Jimmy Cleghorn learned to play baseball at the Pawnee (Oklahoma) Indian School. One of his coaches was Mose YellowHorse, the colorful Pittsburgh Pirates pitcher whose tombstone in Pawnee’s Indian cemetery is inscribed:
Mose YellowHorse
1898-1964
First Full-Blood Indian In
Major Leagues
Pittsburgh Pirates 1921-22
On April 6, 1933, 16-year-old Cleghorn, his classmates, and several adults including Lloyd YellowHorse (his relation to Mose can’t be determined) attended an exhibition game in nearby Tulsa in which the Pittsburgh Pirates defeated the Chicago White Sox, 9-8. The Tulsa Oilers of the Texas League were then a farm team of the Pirates.
Three weeks after the Tulsa trip, Cleghorn, pitching for the Pawnee Indian School, shut out Roe Institute, an all-male Indian high school of Wichita, Kansas, 2-0. This was his first known shutout. The Pawnee Courier-Dispatch credited the success of the Pawnee team to the coaching of Mose YellowHorse and a Mr. Chouteau, a descendant of the French fur traders who first settled St. Louis.
In the 1930s the annual Oklahoma sandlot baseball tournament, held each August in Oklahoma City after district playoffs, showcased an unequaled display of baseball talent. Many of the players, particularly pitchers, were Indians, but only a few joined the Organized Baseball ranks after their sandlot successes. Cleghorn first pitched in the tournament for his hometown Pawnee team in 1934 and defeated the team from Lucien. (Other notable Indian pitchers who played in the tournament over the years were Allie Reynolds, Cal McLish, Williston Bohanan, Fesser Harjo, Vallie Eaves, Milton Perry, and Tommy Warren. Mose YellowHorse played first base for several years with the Pawnee team.)
In the spring of 1935 Cleghorn finished second in a statewide high-school track tournament with a javelin throw of 165 feet. That fall he played left end on an undefeated Pawnee High School football team and was named to the all-conference team. That same fall Allie Reynolds was playing freshman football at Oklahoma A&M College (“OAMC,” now Oklahoma State University). In the spring of 1936, Cleghorn played for Pawnee High School in the state basketball tournament in Oklahoma City. In August he was on the roster for the Shawnee Indians team in the state sandlot tournament. In September Cleghorn enrolled as a freshman at Oklahoma A&M (now Oklahoma State University), where he was an end on the freshman football team.
In the spring of 1937 Cleghorn was a javelin thrower on the college’s freshman track team, and Allie Reynolds was a javelin thrower on the varsity team.

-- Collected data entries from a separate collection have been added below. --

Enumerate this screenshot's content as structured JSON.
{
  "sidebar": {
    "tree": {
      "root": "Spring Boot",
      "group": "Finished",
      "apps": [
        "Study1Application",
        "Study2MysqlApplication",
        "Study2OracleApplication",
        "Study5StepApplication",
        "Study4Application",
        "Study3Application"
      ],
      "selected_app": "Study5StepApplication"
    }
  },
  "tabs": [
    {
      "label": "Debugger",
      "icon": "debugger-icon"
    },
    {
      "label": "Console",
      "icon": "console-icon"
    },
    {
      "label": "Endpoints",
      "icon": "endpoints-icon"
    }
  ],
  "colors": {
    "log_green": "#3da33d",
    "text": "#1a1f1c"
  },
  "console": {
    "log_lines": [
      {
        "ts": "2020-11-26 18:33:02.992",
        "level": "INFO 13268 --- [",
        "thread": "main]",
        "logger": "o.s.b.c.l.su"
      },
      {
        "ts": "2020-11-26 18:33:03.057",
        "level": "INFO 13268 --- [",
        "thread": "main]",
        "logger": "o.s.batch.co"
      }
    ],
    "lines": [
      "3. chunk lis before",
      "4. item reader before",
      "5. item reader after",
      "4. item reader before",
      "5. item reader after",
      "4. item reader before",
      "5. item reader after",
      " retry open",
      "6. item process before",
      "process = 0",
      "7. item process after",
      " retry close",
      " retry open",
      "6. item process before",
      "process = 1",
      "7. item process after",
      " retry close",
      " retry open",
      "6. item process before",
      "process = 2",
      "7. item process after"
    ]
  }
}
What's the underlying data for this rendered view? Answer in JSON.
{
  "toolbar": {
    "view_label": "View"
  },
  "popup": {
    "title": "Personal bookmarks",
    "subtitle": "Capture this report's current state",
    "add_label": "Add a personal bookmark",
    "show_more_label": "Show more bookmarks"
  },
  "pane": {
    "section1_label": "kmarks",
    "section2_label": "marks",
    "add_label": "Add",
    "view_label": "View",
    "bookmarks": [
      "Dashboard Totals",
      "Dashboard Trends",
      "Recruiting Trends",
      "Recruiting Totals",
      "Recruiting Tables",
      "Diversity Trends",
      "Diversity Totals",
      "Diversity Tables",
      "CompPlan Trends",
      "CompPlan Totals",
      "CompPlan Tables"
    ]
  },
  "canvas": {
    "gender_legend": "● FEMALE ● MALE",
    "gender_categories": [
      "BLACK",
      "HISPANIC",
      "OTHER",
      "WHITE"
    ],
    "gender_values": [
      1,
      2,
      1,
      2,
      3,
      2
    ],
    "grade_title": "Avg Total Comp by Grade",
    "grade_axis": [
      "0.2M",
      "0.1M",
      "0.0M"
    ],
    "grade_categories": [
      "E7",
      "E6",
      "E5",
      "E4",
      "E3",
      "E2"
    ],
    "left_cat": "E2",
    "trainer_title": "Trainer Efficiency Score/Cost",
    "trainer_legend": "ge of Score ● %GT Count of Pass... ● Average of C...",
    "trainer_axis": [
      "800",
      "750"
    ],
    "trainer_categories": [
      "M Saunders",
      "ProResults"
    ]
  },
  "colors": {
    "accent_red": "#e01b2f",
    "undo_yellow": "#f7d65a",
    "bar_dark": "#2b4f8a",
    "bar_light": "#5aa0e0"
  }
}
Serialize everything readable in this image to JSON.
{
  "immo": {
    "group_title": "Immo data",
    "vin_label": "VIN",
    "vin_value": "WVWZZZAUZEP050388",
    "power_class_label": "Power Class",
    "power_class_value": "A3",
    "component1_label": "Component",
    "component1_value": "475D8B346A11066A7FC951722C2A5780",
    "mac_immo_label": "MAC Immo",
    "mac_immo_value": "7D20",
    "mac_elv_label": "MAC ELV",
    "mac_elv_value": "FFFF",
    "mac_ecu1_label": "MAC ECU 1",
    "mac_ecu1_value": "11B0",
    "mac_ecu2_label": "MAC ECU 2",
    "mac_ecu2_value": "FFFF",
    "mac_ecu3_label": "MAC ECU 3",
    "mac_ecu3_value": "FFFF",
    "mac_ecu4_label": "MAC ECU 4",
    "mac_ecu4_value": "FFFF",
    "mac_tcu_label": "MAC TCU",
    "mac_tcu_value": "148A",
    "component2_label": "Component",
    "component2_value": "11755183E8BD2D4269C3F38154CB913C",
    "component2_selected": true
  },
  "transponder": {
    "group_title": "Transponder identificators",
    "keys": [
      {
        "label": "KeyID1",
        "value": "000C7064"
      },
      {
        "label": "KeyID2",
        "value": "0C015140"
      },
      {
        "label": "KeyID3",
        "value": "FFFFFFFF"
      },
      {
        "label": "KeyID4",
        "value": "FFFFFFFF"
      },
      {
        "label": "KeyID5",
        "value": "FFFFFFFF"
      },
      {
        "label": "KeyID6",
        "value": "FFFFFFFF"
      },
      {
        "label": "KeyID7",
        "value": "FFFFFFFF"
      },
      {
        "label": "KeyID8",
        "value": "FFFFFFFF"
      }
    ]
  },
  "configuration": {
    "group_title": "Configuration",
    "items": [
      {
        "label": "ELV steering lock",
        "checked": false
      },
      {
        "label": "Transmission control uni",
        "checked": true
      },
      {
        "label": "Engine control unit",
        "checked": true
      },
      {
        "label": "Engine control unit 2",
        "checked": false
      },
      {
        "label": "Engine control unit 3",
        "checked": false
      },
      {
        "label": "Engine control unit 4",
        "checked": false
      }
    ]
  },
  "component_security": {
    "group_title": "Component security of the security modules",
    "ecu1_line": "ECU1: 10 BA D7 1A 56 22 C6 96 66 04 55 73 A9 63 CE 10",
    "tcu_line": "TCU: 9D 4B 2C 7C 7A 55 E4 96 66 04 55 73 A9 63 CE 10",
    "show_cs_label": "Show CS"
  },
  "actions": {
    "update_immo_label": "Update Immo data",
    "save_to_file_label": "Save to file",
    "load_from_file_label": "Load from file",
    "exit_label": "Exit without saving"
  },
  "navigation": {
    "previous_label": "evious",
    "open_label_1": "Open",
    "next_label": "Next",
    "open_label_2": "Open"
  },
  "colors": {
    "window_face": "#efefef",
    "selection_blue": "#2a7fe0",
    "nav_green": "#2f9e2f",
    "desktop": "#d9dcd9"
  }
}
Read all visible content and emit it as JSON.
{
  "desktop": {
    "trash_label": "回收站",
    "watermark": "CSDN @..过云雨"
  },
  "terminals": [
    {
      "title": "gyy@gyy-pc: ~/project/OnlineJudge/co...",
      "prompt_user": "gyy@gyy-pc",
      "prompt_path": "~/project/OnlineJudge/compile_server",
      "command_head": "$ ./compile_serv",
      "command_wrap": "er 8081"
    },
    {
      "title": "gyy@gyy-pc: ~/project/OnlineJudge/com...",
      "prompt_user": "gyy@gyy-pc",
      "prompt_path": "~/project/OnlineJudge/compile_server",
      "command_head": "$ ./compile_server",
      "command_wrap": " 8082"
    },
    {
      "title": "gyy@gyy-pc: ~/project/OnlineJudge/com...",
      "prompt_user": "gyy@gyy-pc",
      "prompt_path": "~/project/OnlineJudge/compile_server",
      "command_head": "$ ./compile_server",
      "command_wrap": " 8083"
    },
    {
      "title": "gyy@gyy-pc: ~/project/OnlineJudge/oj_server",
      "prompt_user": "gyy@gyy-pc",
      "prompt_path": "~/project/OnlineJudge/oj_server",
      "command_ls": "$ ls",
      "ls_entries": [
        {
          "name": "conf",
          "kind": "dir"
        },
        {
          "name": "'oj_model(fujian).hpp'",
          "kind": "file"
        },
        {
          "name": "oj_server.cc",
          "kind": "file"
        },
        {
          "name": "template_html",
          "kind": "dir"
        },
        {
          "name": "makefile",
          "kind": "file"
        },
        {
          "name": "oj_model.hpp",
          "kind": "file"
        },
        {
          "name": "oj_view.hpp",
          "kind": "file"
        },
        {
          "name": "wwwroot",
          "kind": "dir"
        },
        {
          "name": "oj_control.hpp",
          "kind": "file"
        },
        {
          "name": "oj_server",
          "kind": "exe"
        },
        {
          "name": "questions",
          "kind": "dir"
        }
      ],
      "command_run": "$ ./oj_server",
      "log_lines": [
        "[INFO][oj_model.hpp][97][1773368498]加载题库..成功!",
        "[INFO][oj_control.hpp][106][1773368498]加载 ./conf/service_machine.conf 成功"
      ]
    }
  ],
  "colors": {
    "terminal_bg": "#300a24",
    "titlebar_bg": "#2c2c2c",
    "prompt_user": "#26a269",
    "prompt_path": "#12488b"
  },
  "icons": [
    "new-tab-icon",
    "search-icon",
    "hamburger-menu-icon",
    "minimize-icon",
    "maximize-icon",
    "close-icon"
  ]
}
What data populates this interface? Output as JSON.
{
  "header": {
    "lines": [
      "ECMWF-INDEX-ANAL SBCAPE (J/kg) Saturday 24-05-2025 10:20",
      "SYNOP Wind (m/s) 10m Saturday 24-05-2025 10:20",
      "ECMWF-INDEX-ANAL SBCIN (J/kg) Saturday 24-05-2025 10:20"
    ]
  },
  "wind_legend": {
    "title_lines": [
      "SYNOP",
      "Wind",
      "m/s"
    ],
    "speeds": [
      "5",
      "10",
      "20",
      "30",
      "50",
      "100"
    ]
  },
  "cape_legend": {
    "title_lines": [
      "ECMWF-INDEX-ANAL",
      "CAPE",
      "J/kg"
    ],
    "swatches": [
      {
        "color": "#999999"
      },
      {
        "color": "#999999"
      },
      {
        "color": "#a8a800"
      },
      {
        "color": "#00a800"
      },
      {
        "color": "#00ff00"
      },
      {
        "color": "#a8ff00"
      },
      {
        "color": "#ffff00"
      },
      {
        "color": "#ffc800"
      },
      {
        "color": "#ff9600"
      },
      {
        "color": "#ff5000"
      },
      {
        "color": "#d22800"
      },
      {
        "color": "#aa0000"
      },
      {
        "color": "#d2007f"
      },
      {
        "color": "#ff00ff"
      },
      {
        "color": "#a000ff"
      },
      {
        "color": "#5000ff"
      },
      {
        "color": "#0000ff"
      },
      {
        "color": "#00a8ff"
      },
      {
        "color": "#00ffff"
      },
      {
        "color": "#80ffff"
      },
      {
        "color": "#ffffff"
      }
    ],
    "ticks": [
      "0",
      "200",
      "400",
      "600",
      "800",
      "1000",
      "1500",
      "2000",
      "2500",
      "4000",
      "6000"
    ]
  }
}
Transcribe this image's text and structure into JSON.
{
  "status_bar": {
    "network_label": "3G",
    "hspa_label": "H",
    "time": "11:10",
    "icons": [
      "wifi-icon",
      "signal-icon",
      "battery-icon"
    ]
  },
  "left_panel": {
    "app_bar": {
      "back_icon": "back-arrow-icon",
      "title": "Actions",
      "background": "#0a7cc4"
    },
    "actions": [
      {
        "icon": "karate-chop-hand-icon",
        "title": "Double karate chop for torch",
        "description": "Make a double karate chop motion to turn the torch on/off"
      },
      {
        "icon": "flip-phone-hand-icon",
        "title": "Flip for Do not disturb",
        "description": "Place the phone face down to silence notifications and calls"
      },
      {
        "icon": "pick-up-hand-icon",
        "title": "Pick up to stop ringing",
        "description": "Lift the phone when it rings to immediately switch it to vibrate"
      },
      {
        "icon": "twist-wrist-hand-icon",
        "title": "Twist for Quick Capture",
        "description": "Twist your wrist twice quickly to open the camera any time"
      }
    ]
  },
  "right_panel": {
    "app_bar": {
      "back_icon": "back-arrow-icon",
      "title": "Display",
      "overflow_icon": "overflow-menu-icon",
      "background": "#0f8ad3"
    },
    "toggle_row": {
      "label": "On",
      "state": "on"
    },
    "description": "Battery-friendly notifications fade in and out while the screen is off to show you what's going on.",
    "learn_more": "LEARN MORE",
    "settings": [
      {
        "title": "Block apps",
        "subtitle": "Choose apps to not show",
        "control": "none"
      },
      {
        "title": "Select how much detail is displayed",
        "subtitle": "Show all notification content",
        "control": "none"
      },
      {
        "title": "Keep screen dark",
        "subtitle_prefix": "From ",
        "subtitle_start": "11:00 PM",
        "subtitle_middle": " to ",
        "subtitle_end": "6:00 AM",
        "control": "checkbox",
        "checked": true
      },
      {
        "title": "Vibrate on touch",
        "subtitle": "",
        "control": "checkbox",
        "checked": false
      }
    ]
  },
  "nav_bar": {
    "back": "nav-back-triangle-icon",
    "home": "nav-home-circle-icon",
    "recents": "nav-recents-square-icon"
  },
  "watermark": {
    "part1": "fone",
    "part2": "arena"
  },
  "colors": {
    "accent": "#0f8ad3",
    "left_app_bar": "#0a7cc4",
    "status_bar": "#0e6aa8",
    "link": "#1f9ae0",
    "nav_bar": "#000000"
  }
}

Allie substituted a baseball for his javelin that spring, and the rest is baseball history.
Cleghorn pitched for the Perry team in the semipro Oklahoma League in the summer of 1937 while Allie was pitching for Lisbon Coal in the Denver, Colorado, city league.
The August 11, 1937, issue of the Daily Oklahoman, the state’s largest newspaper, had a front-page picture of Cleghorn whose caption described him as one of the state’s most outstanding pitchers, and mentioning that one-fourth of the players in the sandlot tournament were Indians.
During the summer of 1938 Cleghorn again pitched for the Shawnee Indians, who on August 26 were defeated 9-2 in the state sandlot tournament by the Stillwater Boomers, a town team composed almost entirely of players from the Oklahome A&M varsity. (The college, now Oklahoma State, is in Stillwater.) On August 28 the Shawnee Indians went extra innings to get an 11-10 edge over the Okemah Indians, only to lose official credit for the victory on a forfeit. Shawnee finished the game with only eight players after pitcher Cleghorn had been ejected in the seventh inning. No eligible replacements were available and tournament officials held that the eight-man Shawnee lineup constituted forfeiture.
Cleghorn was the self-styled “publicity manager” for Ittanaha, an intramural basketball team of Indians from several tribes at Oklahoma A&M during the winter of 1938-1939. The college’s O’Collegian newspaper noted that among the members of the team were “Allie Reynolds, Creek, all-around athlete who will play forward, and Jimmy Cleghorn, an Otoe Indian playing second fiddle at forward.” In their only reported game Ittanaha defeated Farmhouse fraternity, 24-11, with Reynolds as the high-point man with four goals and Cleghorn with two goals.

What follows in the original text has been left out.